I hit a point on the trail where I lost the path. There was a rockslide on the main path. Strangely, no one at the park entrance had warned me about it. I stood there turning my head from left to right trying to find the path. Eventually, I doubled back to see where I took a wrong turn. Unable to find another path, I returned to the rock slide. It dawned on me that this ‘rockslide’ was part of the trail.
That surprise was the first of several more I would encounter that day, including altitude sickness, dehydration, and the realization that I had severely underestimated how challenging that hike would be.
Back in NJ, I hiked a ~6 hour trail called Breakneck Ridge that required steep rock scrambling. At the top, my legs began to cramp but I managed to hobble down a few miles from where I started. Throwing my thumb up in the air like I saw in the movies, I hitched a ride back to my car. I thought this experience was enough to qualify myself for any adventure that lay ahead of me.
Rock scrambling in Ecuador compared to NJ was like jumping to black diamond skiing from the bunny slope. Not only that, I never experienced the challenges of high altitude hiking, nor did I experience the prolonged, steep climbs that seemed to go on forever.
This was the first time I began to question if I was cut out for this hiking business.
I would question this again a few days later when I embarked on my first multi-day hike called the Quilotoa Loop with a group of other travelers.
I think my hiking buddy may have been questioning himself at this point too.
Sucking air on the Quilotoa Loop
As challenging as the Quilotoa Loop was, the hardest part of the hike was keeping the same pace as the others. I had failed to keep in mind that nearly all these people had been hiking much longer than me, so I lagged behind feeling rather inadequate.
Nearly 2 months later, I ascended 3,444 ft. up Colca Canyon (the equivalent of nearly 3 Empire State Buildings) in 1 hr. 45 min., passing every hiker, some of whom started 90 minutes before me.

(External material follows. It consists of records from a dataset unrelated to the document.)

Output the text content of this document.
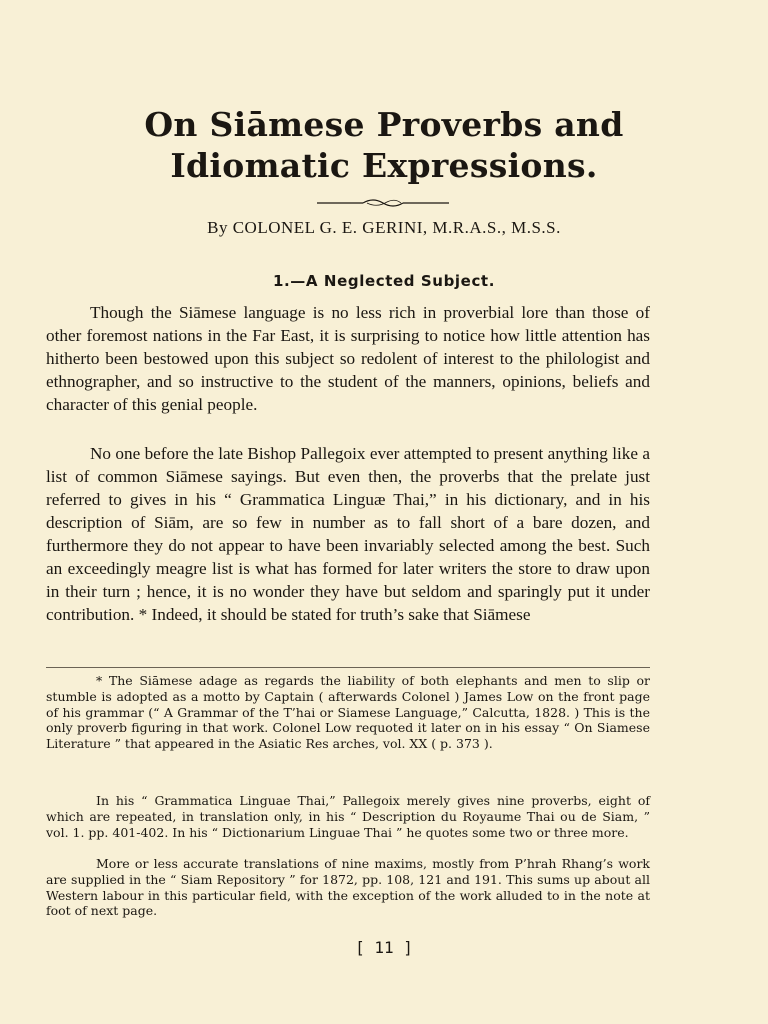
On Siāmese Proverbs and
Idiomatic Expressions.
By COLONEL G. E. GERINI, M.R.A.S., M.S.S.
1.—A Neglected Subject.

Though the Siāmese language is no less rich in proverbial lore than those of other foremost nations in the Far East, it is surprising to notice how little attention has hitherto been bestowed upon this subject so redolent of interest to the philologist and ethnographer, and so instructive to the student of the manners, opinions, beliefs and character of this genial people.

No one before the late Bishop Pallegoix ever attempted to present anything like a list of common Siāmese sayings. But even then, the proverbs that the prelate just referred to gives in his “ Grammatica Linguæ Thai,” in his dictionary, and in his description of Siām, are so few in number as to fall short of a bare dozen, and furthermore they do not appear to have been invariably selected among the best. Such an exceedingly meagre list is what has formed for later writers the store to draw upon in their turn ; hence, it is no wonder they have but seldom and sparingly put it under contribution. * Indeed, it should be stated for truth’s sake that Siāmese

* The Siāmese adage as regards the liability of both elephants and men to slip or stumble is adopted as a motto by Captain ( afterwards Colonel ) James Low on the front page of his grammar (“ A Grammar of the T’hai or Siamese Language,” Calcutta, 1828. ) This is the only proverb figuring in that work. Colonel Low requoted it later on in his essay “ On Siamese Literature ” that appeared in the Asiatic Res arches, vol. XX ( p. 373 ).

In his “ Grammatica Linguae Thai,” Pallegoix merely gives nine proverbs, eight of which are repeated, in translation only, in his “ Description du Royaume Thai ou de Siam, ” vol. 1. pp. 401-402. In his “ Dictionarium Linguae Thai ” he quotes some two or three more.

More or less accurate translations of nine maxims, mostly from P’hrah Rhang’s work are supplied in the “ Siam Repository ” for 1872, pp. 108, 121 and 191. This sums up about all Western labour in this particular field, with the exception of the work alluded to in the note at foot of next page.

[ 11 ]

Since I started at 5AM, I accomplished this all before breakfast, an amazing feeling when most people are still sleeping.

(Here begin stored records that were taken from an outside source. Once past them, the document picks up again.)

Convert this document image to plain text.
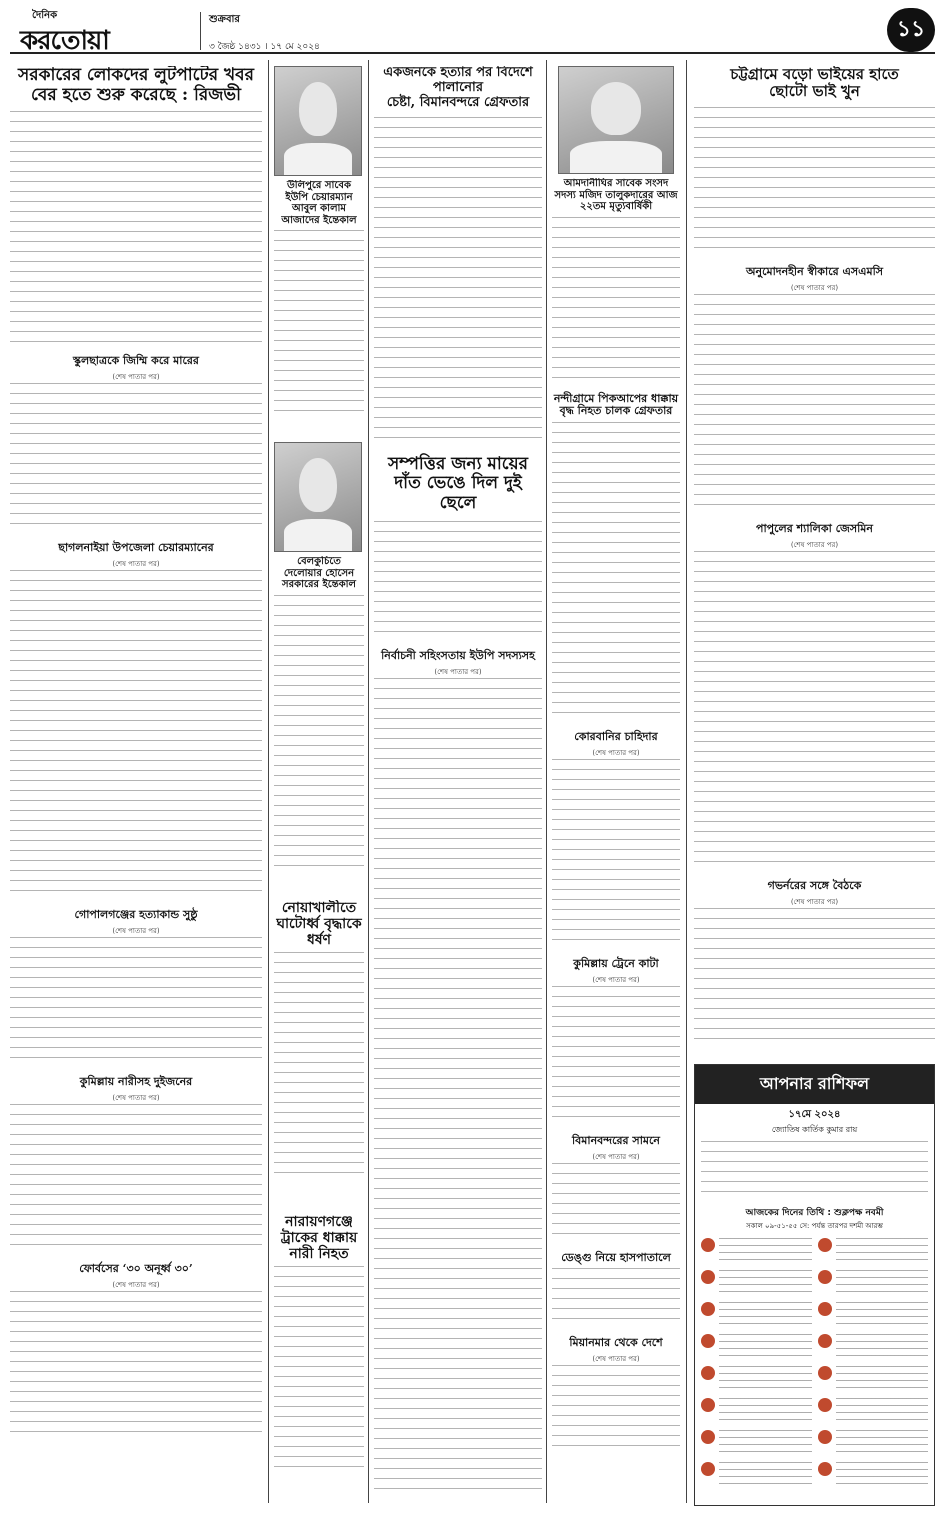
দৈনিক
করতোয়া
শুক্রবার
৩ জৈষ্ঠ ১৪৩১ । ১৭ মে ২০২৪
১১
সরকারের লোকদের লুটপাটের খবর
বের হতে শুরু করেছে : রিজভী
স্কুলছাত্রকে জিম্মি করে মারের
(শেষ পাতার পর)
ছাগলনাইয়া উপজেলা চেয়ারম্যানের
(শেষ পাতার পর)
গোপালগঞ্জের হত্যাকান্ড সুষ্ঠু
(শেষ পাতার পর)
কুমিল্লায় নারীসহ দুইজনের
(শেষ পাতার পর)
ফোর্বসের ‘৩০ অনূর্ধ্ব ৩০’
(শেষ পাতার পর)
উলিপুরে সাবেক ইউপি চেয়ারম্যান আবুল কালাম আজাদের ইন্তেকাল
বেলকুচিতে
দেলোয়ার হোসেন সরকারের ইন্তেকাল
নোয়াখালীতে ঘাটোর্ধ্ব বৃদ্ধাকে ধর্ষণ
নারায়ণগঞ্জে ট্রাকের ধাক্কায় নারী নিহত
একজনকে হত্যার পর বিদেশে পালানোর
চেষ্টা, বিমানবন্দরে গ্রেফতার
সম্পত্তির জন্য মায়ের দাঁত ভেঙে দিল দুই ছেলে
নির্বাচনী সহিংসতায় ইউপি সদস্যসহ
(শেষ পাতার পর)
আমদানীঘির সাবেক সংসদ সদস্য মজিদ তালুকদারের আজ ২২তম মৃত্যুবার্ষিকী
নন্দীগ্রামে পিকআপের ধাক্কায় বৃদ্ধ নিহত চালক গ্রেফতার
কোরবানির চাহিদার
(শেষ পাতার পর)
কুমিল্লায় ট্রেনে কাটা
(শেষ পাতার পর)
বিমানবন্দরের সামনে
(শেষ পাতার পর)
ডেঙ্গু নিয়ে হাসপাতালে
মিয়ানমার থেকে দেশে
(শেষ পাতার পর)
চট্টগ্রামে বড়ো ভাইয়ের হাতে
ছোটো ভাই খুন
অনুমোদনহীন স্বীকারে এসএমসি
(শেষ পাতার পর)
পাপুলের শ্যালিকা জেসমিন
(শেষ পাতার পর)
গভর্নরের সঙ্গে বৈঠকে
(শেষ পাতার পর)
আপনার রাশিফল
১৭মে ২০২৪
জ্যোতিষ কার্তিক কুমার রায়
আজকের দিনের তিথি : শুক্লপক্ষ নবমী
সকাল ০৯-৫১-৫৫ সে: পর্যন্ত তারপর দশমী আরম্ভ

Endless ascent from the Sangelle Oasis to Cabanaconde in Colca Canyon, twice as deep as the Grand Canyon
Most recently, I cruised past a 24 mile day hike over 10 hours of hiking with an elevation gain of 5,413 feet. In comparison, the Breakneck Ridge Trail is 5.6 miles with an elevation gain of 1,610 feet and took me 6 hours. Nearly 5x the distance and elevation gain and 2x the time. Turns out, I was cut out for this hiking business.

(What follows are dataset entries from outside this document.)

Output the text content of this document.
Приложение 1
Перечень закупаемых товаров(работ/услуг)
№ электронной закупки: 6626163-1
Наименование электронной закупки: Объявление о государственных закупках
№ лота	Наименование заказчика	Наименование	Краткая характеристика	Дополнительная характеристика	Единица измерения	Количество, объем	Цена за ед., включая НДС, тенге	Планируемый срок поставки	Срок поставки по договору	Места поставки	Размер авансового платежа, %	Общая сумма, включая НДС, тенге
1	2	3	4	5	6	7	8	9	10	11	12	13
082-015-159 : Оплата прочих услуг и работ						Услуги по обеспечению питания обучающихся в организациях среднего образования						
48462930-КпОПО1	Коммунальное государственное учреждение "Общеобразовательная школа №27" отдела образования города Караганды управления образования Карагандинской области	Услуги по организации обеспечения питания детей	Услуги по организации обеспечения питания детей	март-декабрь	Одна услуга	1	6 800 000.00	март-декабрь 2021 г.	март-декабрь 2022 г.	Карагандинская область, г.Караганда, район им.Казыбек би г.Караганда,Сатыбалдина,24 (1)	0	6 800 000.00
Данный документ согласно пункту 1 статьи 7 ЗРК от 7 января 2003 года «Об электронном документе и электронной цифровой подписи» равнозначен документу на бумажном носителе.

Things take time to develop and unfold. Expecting myself to hike comfortably at the pace of other travelers who were more experienced than me was the same error made by those hikers on the Salkantay Trek to Macchu Picchu. It’s the same error I made when I started playing football freshman year and most of my teammates had been playing their whole lives. It’s the same error I made when I started my first day as a working professional and wondered if I would ever figure out what I was doing. Being new doesn’t mean I’m inadequate, it means I have a long way to go.
If I had quit hiking after that first multi-day hike because I thought I wasn’t good enough, then I never would have given myself the chance to improve. One foot after another, slowly but surely, I improved. Even when it never felt like it.
It’s the same thing I did when I was lifting weights during football. One repetition after another.
It’s the same thing I’m doing with writing. One word after another.
It’s the same thing I’ll do from now on.
I’ll take things one step at a time until I get to the top.